Moderate variance across folds confirms the model is stable but consistently weak due to limited predictive power of audio features.

#### Key Takeaway

Audio characteristics alone cannot reliably predict hit songs—success depends more on marketing, artist popularity, and timing. This finding is valuable for understanding the limits of audio-based recommendation systems.

### Train model with the current best parameters

In [None]:
best_model = grid_search.best_estimator_

# Cross-validation scores
cv_scores = cross_val_score(best_model, X_train_scaled, y_train, cv=5, scoring='roc_auc')
print(f"\nCross-validation ROC-AUC scores: {cv_scores}")
print(f"Mean CV ROC-AUC: {cv_scores.mean():.4f} (+/- {cv_scores.std() * 2:.4f})")

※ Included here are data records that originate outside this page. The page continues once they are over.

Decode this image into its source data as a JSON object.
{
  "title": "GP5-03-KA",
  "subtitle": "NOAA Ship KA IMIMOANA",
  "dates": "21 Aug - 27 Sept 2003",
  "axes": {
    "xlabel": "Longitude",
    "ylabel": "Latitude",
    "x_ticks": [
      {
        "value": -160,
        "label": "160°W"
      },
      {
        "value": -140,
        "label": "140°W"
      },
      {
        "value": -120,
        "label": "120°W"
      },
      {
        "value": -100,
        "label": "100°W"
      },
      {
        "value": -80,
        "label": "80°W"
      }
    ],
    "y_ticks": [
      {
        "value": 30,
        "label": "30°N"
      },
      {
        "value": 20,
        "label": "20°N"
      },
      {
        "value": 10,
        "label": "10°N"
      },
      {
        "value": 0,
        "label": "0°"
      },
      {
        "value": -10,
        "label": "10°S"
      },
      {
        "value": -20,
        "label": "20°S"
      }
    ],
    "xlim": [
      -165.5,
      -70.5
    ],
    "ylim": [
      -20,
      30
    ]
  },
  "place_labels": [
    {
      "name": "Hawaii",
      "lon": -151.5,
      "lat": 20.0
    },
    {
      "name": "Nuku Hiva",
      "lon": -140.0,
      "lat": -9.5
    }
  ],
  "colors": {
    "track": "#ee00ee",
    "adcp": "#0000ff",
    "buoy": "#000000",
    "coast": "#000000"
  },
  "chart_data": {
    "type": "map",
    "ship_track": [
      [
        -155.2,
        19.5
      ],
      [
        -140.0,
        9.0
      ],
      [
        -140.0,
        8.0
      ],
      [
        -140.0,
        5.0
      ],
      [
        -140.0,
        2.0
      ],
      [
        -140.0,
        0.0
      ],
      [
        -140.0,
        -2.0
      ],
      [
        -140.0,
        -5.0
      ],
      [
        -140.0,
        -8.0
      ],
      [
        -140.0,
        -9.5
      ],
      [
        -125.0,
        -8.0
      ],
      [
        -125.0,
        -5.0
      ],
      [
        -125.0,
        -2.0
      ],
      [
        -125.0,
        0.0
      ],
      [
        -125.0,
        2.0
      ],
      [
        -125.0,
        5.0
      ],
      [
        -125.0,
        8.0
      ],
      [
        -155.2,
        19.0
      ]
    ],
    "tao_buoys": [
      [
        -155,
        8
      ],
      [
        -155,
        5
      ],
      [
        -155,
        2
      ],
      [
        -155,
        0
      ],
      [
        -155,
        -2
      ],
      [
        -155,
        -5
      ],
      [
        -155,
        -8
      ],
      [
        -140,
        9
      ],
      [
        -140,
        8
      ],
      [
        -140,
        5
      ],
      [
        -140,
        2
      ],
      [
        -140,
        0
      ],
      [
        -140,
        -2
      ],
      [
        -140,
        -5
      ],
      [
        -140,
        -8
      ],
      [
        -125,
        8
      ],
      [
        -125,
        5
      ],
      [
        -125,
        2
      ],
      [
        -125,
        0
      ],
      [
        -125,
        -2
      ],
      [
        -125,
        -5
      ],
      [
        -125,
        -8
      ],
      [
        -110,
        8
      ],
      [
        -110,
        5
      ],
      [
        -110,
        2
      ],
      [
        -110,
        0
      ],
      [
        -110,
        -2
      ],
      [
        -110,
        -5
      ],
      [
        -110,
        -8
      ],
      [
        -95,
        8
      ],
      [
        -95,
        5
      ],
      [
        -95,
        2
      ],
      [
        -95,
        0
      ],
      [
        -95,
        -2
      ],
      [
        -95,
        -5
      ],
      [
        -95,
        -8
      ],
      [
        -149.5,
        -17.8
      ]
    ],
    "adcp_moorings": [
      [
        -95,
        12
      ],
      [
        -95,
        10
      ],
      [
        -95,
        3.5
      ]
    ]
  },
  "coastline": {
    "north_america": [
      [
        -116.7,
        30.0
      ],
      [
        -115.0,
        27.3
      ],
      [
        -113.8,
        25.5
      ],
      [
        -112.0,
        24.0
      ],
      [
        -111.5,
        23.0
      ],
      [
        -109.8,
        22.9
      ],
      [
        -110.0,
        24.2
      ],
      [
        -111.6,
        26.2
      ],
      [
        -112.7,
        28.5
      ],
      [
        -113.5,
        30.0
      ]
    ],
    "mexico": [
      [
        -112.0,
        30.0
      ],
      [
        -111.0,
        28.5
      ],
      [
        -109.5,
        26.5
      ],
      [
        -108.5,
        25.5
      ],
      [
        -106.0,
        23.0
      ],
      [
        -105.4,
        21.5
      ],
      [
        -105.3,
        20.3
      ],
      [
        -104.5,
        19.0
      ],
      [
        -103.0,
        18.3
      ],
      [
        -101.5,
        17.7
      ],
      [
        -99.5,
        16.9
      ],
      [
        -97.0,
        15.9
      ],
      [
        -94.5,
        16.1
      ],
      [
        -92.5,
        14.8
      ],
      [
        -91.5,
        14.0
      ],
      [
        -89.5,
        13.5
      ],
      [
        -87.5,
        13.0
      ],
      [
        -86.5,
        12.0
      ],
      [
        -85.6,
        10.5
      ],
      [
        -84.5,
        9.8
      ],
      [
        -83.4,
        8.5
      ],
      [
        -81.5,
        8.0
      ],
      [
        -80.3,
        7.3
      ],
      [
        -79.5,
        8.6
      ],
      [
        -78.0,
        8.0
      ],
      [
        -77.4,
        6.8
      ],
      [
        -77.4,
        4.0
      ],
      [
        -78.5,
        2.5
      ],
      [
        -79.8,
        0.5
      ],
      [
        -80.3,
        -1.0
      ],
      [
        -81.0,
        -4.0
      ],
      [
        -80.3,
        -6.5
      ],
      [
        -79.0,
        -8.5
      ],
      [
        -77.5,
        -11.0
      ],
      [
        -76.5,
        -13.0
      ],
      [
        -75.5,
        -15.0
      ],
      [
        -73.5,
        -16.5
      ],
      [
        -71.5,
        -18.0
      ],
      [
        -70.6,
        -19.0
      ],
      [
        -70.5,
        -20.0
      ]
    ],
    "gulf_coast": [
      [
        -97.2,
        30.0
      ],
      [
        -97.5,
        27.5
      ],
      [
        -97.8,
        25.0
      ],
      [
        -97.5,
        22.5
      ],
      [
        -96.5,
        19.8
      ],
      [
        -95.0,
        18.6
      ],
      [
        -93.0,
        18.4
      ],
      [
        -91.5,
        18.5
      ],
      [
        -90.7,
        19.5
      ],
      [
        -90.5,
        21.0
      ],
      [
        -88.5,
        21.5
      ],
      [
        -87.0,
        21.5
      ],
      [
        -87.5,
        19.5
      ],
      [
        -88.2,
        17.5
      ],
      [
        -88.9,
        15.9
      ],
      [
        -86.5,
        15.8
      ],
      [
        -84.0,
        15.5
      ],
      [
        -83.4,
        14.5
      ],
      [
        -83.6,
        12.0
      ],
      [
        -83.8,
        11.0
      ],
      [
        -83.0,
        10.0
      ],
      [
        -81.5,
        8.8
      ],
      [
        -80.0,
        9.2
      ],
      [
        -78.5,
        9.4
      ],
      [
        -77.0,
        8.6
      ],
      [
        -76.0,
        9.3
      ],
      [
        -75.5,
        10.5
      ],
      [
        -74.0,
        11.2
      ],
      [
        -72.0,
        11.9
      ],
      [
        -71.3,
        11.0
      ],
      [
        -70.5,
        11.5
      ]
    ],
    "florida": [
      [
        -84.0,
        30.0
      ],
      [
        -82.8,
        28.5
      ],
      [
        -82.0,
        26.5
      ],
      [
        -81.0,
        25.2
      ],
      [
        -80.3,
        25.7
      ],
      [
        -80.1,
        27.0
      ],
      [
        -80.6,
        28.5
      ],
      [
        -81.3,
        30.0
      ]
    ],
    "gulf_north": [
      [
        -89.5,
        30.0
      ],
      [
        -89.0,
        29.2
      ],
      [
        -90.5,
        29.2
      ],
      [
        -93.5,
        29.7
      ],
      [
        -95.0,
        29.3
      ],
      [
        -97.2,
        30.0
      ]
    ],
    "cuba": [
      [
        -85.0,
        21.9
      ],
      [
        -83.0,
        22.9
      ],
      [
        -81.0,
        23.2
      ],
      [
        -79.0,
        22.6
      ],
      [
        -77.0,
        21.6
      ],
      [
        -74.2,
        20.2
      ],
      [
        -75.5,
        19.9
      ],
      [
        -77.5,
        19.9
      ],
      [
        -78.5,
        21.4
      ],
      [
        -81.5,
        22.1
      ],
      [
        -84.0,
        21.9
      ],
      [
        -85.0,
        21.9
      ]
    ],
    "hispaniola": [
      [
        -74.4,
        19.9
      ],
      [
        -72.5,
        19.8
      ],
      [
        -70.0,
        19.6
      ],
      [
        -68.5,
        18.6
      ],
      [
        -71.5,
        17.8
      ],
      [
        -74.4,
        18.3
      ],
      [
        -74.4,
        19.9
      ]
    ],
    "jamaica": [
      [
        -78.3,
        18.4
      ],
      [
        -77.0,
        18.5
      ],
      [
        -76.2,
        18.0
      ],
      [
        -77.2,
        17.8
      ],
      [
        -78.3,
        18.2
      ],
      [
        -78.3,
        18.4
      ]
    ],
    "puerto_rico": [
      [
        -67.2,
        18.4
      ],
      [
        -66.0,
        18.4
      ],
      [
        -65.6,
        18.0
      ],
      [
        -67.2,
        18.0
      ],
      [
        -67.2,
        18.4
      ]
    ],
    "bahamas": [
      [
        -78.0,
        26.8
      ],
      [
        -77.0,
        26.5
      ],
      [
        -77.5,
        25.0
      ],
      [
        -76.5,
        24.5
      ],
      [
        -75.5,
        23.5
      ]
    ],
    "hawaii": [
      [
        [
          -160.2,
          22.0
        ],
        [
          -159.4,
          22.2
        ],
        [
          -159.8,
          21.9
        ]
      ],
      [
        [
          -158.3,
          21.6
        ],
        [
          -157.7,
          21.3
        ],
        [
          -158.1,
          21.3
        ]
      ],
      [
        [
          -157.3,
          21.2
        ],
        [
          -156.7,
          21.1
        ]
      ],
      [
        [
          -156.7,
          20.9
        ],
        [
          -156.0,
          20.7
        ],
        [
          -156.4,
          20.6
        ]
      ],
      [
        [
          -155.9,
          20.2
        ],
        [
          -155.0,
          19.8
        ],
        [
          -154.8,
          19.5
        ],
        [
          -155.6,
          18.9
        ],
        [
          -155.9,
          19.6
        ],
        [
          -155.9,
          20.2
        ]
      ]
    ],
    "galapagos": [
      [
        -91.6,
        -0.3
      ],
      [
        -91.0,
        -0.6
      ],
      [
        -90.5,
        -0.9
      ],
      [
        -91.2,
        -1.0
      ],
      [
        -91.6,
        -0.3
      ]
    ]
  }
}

## Cross-Validation Consistency Check

To ensure our model's performance is reliable and not due to a lucky/unlucky train-test split, we performed 5-fold cross-validation.

**Results:**
```
Cross-validation ROC-AUC scores: [0.623, 0.569, 0.572, 0.560, 0.647]
Mean CV ROC-AUC: 0.5942 ± 0.0687
```

**Interpretation:**

The scores show **moderate variance** across folds, ranging from 0.560 to 0.647. This indicates:

1. **Model performance is somewhat dependent on the data split** - with a relatively small dataset (1,600 training samples), different folds capture slightly different patterns

2. **The best fold (0.647) shows marginal predictive ability** - this suggests there is *some* signal in the audio features, but it's weak and inconsistent

3. **Standard deviation of ±0.069 is acceptable** for a dataset of this size, indicating the model isn't wildly unstable, just working with limited predictive features

**Key Takeaway:** The consistency of low scores across all folds confirms that the weak performance is due to **insufficient predictive power of audio features**, not model instability or a poor train-test split. This reinforces our earlier finding that commercial success depends more on non-audio factors (marketing, artist popularity, timing) than on audio characteristics alone.